No. 1: "I felt totally on fire while selling myself."

While I do believe job seekers are businesses-of-one that must sell themselves, that doesn't mean you must act like a pushy salesperson - i.e. non-stop talker and over-promoter. Good salespeople are excellent listeners. They ask smart questions and gather data so they can provide the customer with valuable, tailored information to help make the decision to buy easier. The same actually applies in a job interview. You need to listen carefully and not try to sell too hard, too soon. Your discussion with a hiring manager should feel more conversational in nature. If you did all the talking, you likely came across like a narcissist.

No. 2: "I thought, their loss."

While this response to rejection is more likely a defense mechanism, the truth is you should always want to know why they didn't chose you. Understanding who got the job and what set them apart from you can be a helpful part of the process. And, while most companies won't give you too much feedback in this area, you should at least try to follow up and keep the relationship going in the event another opportunity comes available. Claiming you don't care is insensitive and screams narcissist.

No. 3: "...the hiring manager felt I was over-qualified and would get bored quickly...I don't want to dumb myself down."

As someone who has worked in recruiting for decades, I can tell you this hiring manager's response is code for:

A) you acted like a know-it-all.

B) you'd be difficult to work with because you made it clear you wouldn't be challenged and would likely be a handful to manage. 

There's a difference between having a lot of experience and feeling the need to prove how experienced you are.
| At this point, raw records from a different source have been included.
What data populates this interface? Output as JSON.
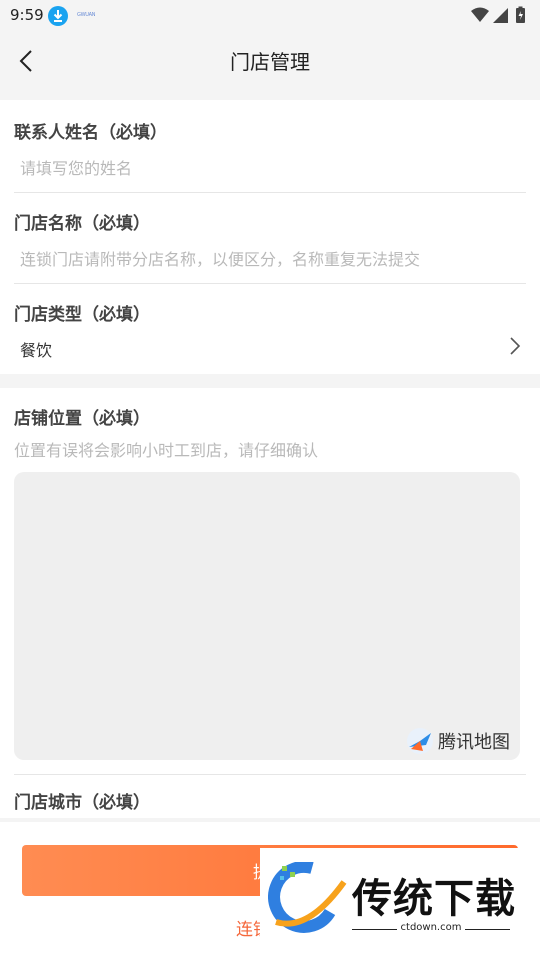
{
  "status": {
    "time": "9:59",
    "app_label": "GWUAN"
  },
  "nav": {
    "title": "门店管理"
  },
  "form": {
    "contact": {
      "label": "联系人姓名（必填）",
      "placeholder": "请填写您的姓名"
    },
    "store_name": {
      "label": "门店名称（必填）",
      "placeholder": "连锁门店请附带分店名称，以便区分，名称重复无法提交"
    },
    "store_type": {
      "label": "门店类型（必填）",
      "value": "餐饮"
    },
    "location": {
      "label": "店铺位置（必填）",
      "hint": "位置有误将会影响小时工到店，请仔细确认"
    },
    "map_logo": "腾讯地图",
    "city": {
      "label": "门店城市（必填）"
    }
  },
  "actions": {
    "submit_label": "提交",
    "chain_link_label": "连锁门店"
  },
  "watermark": {
    "text": "传统下载",
    "url": "ctdown.com"
  },
  "colors": {
    "accent": "#ff6a2c",
    "link": "#f5673a",
    "status_download": "#1aa3f0"
  },
  "icons": {
    "back": "chevron-left-icon",
    "chevron": "chevron-right-icon",
    "download": "download-icon",
    "wifi": "wifi-icon",
    "signal": "signal-icon",
    "battery": "battery-icon"
  }
}
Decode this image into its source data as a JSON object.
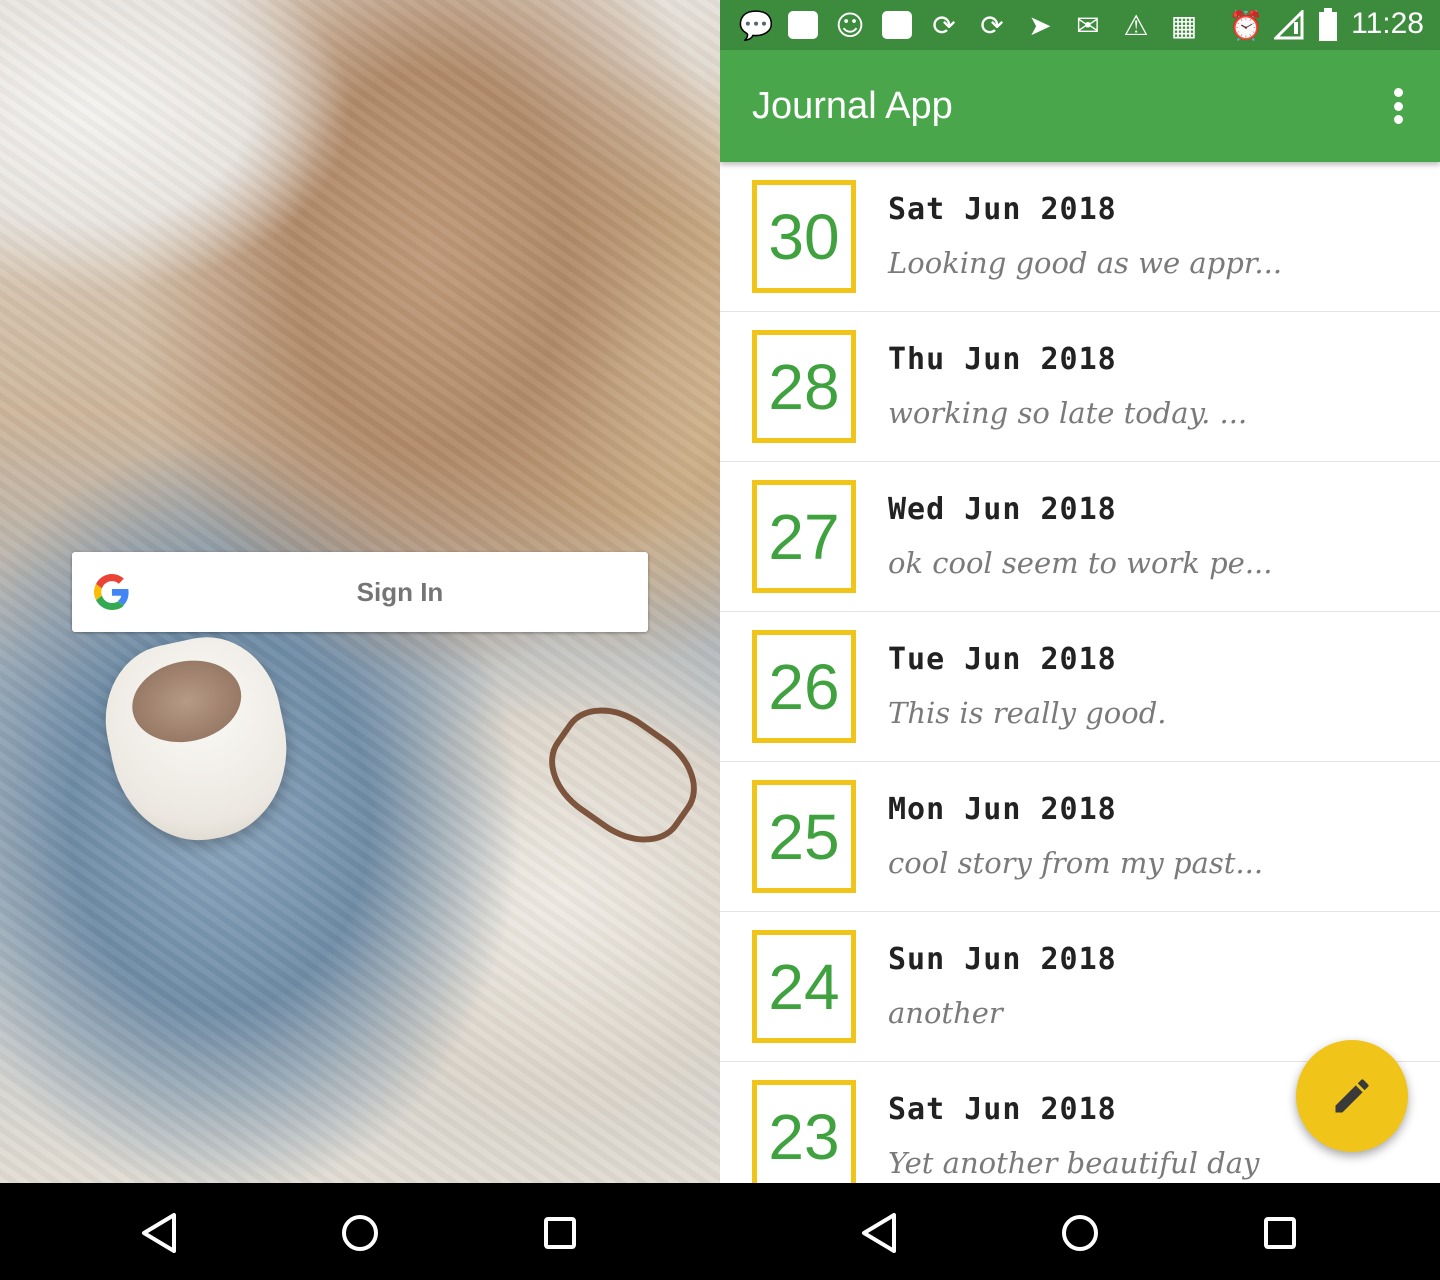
{
  "left_screen": {
    "signin": {
      "label": "Sign In",
      "icon": "google-g-icon"
    }
  },
  "right_screen": {
    "status_bar": {
      "time": "11:28",
      "icons": [
        "chat-icon",
        "message-icon",
        "sms-icon",
        "square-icon",
        "sync-icon",
        "sync-icon",
        "navigation-icon",
        "gmail-icon",
        "warning-icon",
        "winrar-icon",
        "alarm-icon",
        "signal-icon",
        "battery-icon"
      ],
      "background": "#3d8b3d"
    },
    "app_bar": {
      "title": "Journal App",
      "background": "#4aa64a"
    },
    "entries": [
      {
        "day": "30",
        "date": "Sat Jun 2018",
        "snippet": "Looking good as we appr..."
      },
      {
        "day": "28",
        "date": "Thu Jun 2018",
        "snippet": "working so late today. ..."
      },
      {
        "day": "27",
        "date": "Wed Jun 2018",
        "snippet": "ok cool seem to work pe..."
      },
      {
        "day": "26",
        "date": "Tue Jun 2018",
        "snippet": "This is really good."
      },
      {
        "day": "25",
        "date": "Mon Jun 2018",
        "snippet": "cool story from my past..."
      },
      {
        "day": "24",
        "date": "Sun Jun 2018",
        "snippet": "another"
      },
      {
        "day": "23",
        "date": "Sat Jun 2018",
        "snippet": "Yet another beautiful day"
      }
    ],
    "fab": {
      "icon": "edit-pencil-icon",
      "color": "#f0c419"
    },
    "colors": {
      "date_number": "#3fa23f",
      "date_border": "#f0c419"
    }
  },
  "nav_bar": {
    "icons": [
      "back-icon",
      "home-icon",
      "recents-icon"
    ]
  }
}
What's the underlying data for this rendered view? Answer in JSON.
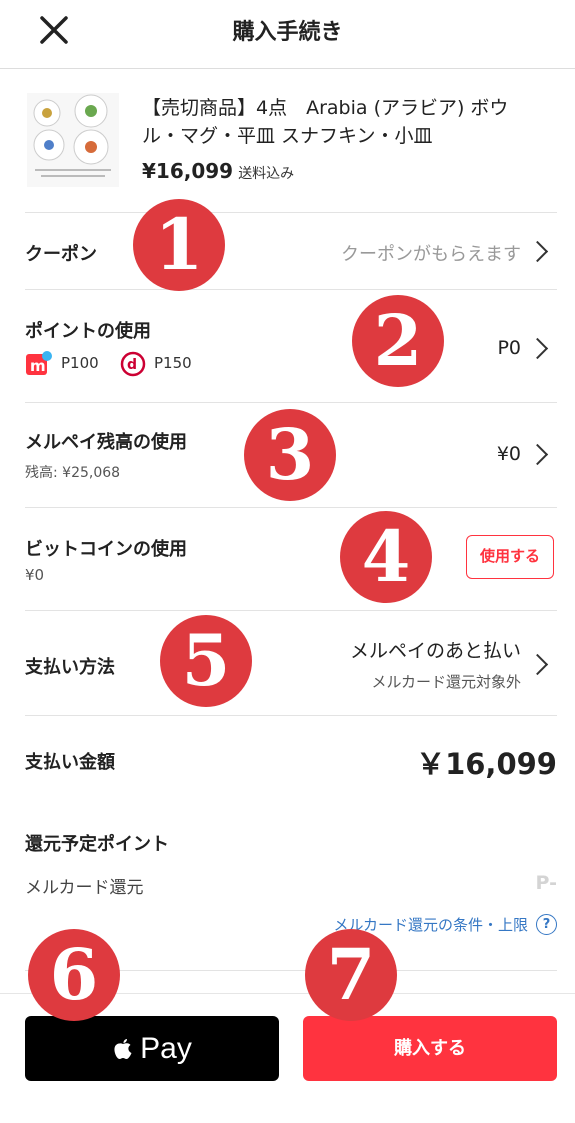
{
  "header": {
    "title": "購入手続き",
    "close_icon": "close-icon"
  },
  "product": {
    "title": "【売切商品】4点　Arabia (アラビア) ボウル・マグ・平皿 スナフキン・小皿",
    "price": "¥16,099",
    "shipping_note": "送料込み"
  },
  "coupon": {
    "label": "クーポン",
    "value": "クーポンがもらえます"
  },
  "points": {
    "label": "ポイントの使用",
    "merpoint": "P100",
    "dpoint": "P150",
    "value": "P0"
  },
  "merpay_balance": {
    "label": "メルペイ残高の使用",
    "balance": "残高: ¥25,068",
    "value": "¥0"
  },
  "bitcoin": {
    "label": "ビットコインの使用",
    "amount": "¥0",
    "button": "使用する"
  },
  "payment_method": {
    "label": "支払い方法",
    "value": "メルペイのあと払い",
    "note": "メルカード還元対象外"
  },
  "total": {
    "label": "支払い金額",
    "value": "￥16,099"
  },
  "reward": {
    "label": "還元予定ポイント",
    "card_label": "メルカード還元",
    "card_value": "P-",
    "link": "メルカード還元の条件・上限"
  },
  "footer": {
    "applepay_label": "Pay",
    "purchase_label": "購入する"
  },
  "badges": [
    "1",
    "2",
    "3",
    "4",
    "5",
    "6",
    "7"
  ],
  "colors": {
    "accent_red": "#ff333f",
    "badge_red": "#de3a3f",
    "link_blue": "#3577c4"
  }
}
Doing the latter in a job interview makes you come across like a narcissist. While I do agree it can be harder to convince an employer to hire you when you have more experience than the job requires, I've coached plenty of accomplished professionals on how to land those roles. It always begins with knowing how to come across as humble and still in awe of how much you have left to learn. If you're talking to the hiring manager and in the back of your mind you're thinking, "I know more than this guy, he'd probably feel threatened by my presence," then you're likely coming across like a narcisist.

P.S. If you blew an interview because you (mistakenly) acted like a narcissist, do this...

It's not necessarily too late to repair the relationship with a dream employer. The first step is to network with as many people as you can who work at the company. Be honest in that you feel you came across poorly because you were nervous and fell prey to outdated interview technques that didn't convey your true self. People are more willing to help those who are accountable for their mistakes. As you build these relationships, listen carefully to how they got their jobs and what they think it takes to be successful at the company. Seek their guidance on how they feel you might be able to score a second chance in the future. I find this kind of feedback very helpful when it comes time to re-apply. You can then let your new professional connections know their advice inspired you to try again. Hopefully, one or more might put in a good word for you with the hiring manager. At which point, you need to make sure you've upskilled in your interview preparation so you can make a better impression this time!